John Cromwell’s 1935 I Dream Too Much is not in the same league as these. But stumbling recently on a TV transmission in the small hours and refreshing my memory by re-viewing it on YouTube, I was surprised at the degree to which its star, the soprano Lily Pons, revived some of the awe one feels at the sheer improbability of opera, and particularly of bel canto
The tiny Pons, a mere five feet tall and thin with it, is more or less forgotten today, but she was a household name between the wars, easily as famous as Joan Sutherland for her expertise in the same rarefied heights of the coloratura repertoire.
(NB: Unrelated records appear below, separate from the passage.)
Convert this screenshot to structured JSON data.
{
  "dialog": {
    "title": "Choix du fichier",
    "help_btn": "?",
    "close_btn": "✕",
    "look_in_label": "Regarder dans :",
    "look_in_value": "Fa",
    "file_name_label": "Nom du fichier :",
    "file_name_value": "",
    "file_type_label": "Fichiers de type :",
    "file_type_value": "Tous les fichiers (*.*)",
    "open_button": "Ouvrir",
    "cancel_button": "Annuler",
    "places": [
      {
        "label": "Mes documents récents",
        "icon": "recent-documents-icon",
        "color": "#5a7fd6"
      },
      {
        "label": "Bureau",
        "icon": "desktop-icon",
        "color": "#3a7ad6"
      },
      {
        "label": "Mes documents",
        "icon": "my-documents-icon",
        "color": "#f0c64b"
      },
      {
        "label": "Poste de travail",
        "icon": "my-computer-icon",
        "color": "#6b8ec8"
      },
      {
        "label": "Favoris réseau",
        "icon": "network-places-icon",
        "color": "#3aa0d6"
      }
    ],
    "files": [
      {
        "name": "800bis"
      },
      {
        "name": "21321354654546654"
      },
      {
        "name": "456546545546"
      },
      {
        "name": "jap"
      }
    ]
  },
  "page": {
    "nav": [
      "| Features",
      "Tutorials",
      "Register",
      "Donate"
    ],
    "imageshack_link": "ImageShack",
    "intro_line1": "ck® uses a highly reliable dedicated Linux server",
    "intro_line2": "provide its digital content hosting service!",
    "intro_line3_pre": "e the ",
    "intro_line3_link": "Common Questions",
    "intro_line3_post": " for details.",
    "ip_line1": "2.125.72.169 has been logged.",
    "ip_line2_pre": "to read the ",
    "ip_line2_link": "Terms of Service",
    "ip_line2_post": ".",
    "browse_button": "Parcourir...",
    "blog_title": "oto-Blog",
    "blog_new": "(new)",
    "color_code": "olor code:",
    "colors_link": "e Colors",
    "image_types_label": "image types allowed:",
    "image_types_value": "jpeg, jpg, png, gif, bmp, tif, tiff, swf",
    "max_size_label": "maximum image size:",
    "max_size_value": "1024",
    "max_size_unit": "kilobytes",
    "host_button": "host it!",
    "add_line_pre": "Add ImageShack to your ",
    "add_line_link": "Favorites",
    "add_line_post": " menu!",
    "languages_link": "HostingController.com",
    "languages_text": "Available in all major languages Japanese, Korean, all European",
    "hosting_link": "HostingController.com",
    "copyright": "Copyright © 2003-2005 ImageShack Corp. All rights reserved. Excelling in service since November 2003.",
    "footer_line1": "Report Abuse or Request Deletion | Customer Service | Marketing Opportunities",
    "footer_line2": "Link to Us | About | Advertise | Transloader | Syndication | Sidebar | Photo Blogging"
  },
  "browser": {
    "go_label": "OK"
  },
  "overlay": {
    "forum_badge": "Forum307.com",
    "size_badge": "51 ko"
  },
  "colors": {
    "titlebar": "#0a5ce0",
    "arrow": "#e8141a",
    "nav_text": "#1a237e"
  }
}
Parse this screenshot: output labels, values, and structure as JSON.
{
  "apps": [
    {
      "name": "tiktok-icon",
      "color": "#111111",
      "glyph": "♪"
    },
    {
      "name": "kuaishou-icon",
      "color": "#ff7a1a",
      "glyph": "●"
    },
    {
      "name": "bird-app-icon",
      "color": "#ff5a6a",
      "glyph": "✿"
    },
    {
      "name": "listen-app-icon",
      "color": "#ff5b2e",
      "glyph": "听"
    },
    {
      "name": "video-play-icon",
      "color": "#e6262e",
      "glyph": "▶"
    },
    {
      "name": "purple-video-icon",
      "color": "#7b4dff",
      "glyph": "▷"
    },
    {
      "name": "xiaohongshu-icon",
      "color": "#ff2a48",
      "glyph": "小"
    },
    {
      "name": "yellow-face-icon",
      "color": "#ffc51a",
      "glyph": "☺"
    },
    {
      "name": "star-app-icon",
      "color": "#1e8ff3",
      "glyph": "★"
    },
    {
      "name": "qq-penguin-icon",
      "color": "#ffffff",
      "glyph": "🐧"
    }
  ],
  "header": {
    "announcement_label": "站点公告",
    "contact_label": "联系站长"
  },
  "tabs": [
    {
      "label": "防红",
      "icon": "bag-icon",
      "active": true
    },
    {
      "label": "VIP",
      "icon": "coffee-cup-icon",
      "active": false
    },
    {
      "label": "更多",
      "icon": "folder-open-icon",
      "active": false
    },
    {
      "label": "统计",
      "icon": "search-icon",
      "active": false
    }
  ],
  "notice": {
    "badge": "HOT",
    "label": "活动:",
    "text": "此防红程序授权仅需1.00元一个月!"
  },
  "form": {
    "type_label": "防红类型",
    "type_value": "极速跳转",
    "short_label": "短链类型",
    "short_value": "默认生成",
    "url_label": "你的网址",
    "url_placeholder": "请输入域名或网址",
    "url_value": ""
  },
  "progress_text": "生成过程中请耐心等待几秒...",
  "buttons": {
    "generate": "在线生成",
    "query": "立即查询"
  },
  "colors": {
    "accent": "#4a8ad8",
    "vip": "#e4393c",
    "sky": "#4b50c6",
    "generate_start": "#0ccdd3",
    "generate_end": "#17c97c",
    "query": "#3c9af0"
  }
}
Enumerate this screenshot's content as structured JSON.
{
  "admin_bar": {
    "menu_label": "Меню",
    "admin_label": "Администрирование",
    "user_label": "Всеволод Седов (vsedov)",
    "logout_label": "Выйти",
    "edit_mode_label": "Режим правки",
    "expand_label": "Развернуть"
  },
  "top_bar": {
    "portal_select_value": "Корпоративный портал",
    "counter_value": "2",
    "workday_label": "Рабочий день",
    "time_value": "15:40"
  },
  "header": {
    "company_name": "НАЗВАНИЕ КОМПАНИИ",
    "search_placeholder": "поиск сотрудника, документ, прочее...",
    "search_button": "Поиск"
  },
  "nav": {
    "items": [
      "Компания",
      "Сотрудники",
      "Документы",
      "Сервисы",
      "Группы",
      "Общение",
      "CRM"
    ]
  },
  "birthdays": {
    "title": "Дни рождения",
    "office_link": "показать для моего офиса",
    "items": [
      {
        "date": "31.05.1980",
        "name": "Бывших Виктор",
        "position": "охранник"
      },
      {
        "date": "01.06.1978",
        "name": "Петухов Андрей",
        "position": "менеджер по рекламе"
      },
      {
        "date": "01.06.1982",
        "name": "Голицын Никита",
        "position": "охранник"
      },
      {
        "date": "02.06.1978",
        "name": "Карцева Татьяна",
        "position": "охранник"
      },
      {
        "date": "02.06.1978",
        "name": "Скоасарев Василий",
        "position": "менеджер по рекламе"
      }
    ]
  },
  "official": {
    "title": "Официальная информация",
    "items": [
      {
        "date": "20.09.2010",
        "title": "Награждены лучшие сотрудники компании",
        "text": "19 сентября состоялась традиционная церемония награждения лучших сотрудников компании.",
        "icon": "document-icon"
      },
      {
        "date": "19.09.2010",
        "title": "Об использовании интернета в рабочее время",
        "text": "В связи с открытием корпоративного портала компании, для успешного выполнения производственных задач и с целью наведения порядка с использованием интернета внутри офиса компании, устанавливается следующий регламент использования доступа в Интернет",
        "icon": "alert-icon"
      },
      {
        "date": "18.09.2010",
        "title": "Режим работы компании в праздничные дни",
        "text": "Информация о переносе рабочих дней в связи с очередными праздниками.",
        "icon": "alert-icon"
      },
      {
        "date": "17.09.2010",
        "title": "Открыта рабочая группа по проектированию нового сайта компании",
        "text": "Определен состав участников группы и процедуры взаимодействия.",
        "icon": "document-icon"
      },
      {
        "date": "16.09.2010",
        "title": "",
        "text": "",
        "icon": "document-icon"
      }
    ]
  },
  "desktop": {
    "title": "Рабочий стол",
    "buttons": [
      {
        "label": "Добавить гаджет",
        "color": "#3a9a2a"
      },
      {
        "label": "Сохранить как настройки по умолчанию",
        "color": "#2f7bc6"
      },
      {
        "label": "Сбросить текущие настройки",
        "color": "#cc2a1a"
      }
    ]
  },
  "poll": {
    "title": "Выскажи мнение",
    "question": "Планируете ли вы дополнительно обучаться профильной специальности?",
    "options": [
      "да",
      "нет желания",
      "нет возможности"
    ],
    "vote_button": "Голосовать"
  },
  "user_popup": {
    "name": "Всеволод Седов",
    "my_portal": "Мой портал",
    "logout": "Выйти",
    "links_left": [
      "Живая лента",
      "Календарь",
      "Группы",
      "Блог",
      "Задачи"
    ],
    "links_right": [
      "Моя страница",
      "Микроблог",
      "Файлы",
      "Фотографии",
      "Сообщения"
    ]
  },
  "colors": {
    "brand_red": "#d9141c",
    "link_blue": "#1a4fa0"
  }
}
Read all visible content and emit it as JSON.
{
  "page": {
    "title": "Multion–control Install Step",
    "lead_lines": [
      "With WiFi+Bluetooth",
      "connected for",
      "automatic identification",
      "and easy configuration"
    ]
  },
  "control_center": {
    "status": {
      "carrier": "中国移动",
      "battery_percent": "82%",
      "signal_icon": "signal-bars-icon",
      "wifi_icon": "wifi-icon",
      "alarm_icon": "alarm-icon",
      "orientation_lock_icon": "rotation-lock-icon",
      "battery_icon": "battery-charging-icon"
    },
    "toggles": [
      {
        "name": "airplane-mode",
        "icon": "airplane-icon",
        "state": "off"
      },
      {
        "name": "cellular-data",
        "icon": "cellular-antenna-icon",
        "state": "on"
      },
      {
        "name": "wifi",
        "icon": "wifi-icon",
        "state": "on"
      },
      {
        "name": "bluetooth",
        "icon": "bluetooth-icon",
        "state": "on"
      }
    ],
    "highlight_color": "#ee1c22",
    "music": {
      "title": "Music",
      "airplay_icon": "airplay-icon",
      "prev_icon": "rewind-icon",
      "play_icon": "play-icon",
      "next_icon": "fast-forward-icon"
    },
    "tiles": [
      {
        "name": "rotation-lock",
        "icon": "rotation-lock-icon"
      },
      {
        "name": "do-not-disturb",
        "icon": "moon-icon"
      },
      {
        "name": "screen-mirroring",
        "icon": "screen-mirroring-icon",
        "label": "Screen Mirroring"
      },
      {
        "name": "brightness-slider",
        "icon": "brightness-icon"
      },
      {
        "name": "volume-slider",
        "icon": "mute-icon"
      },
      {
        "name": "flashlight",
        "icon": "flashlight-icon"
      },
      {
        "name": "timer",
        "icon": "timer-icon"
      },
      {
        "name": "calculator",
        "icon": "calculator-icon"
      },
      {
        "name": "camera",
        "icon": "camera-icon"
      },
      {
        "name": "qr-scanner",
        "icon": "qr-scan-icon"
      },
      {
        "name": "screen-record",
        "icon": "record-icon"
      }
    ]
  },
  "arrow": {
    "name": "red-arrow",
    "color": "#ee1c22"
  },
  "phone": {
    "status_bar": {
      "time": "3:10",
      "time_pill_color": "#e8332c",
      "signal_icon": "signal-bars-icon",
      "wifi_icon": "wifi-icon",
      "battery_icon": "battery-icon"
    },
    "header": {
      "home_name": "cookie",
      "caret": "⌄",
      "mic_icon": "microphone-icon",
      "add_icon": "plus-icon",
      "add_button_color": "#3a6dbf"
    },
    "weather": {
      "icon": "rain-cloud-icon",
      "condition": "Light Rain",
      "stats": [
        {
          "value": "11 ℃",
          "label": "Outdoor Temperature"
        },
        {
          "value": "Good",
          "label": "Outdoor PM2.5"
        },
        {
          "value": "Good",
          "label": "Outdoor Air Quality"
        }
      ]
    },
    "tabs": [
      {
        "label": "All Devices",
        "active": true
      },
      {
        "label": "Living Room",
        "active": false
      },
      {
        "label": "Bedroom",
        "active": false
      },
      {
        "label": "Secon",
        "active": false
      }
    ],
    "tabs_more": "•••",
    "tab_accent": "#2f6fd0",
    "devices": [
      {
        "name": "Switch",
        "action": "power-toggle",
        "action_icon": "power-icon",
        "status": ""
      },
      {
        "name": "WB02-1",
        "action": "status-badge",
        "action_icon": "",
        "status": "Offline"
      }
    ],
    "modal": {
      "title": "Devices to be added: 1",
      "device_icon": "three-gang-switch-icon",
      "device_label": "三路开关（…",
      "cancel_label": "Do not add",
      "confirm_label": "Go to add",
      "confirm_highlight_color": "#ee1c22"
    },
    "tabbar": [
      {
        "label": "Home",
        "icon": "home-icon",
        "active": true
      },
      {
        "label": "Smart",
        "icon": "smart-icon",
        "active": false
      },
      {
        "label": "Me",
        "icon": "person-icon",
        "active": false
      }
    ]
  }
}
I Dream Too Much, popularly called I Scream Too Much because of Pons’s penchant for skittering around above high C, was the most worthwhile of her three RKO films. She’s in her best voice as a country girl who just wants to settle down to married life with Henry Fonda, whereas he’s set on writing the world’s greatest opera and having her star in it.
Pons sings a few inconsequential Jerome Kern/Dorothy Fields songs but what makes the film memorable is a five-minute staged performance in costume of the Bell Song from Delibes’ Lakmé, a coloratura showpiece. Cromwell was already astute enough to keep directorial touches to a minimum and to let Pons demonstrate how startlingly big a voice could emerge from her schoolgirl’s body. Her naiveté as she shows us is charming. There’s none of the star’s condescension. Instead, she seems to be saying “Look what I can do! Isn’t it fabulous?” Well, yes, as a matter of fact, it is. Even in the back row, you can tell that.
Pons, incidentally, was not just a pretty voice. Her name has come up a couple of times in quite different connections. In 1949, an English text of Jean Cocteau’s Le Sang d’un Poète was published. Pons did the translation. And in the late twenties, a quack surgeon named Serge Voronoff claimed he could rejuvenate the human body by transplanting tissue from monkeys. Apes being thin on the ground, even in the 19tharrondissement, he started a farm to raise them on the Riviera near Menton. Among his regular visitors was Pons. Maybe there was more behind that incredible voice than we realise.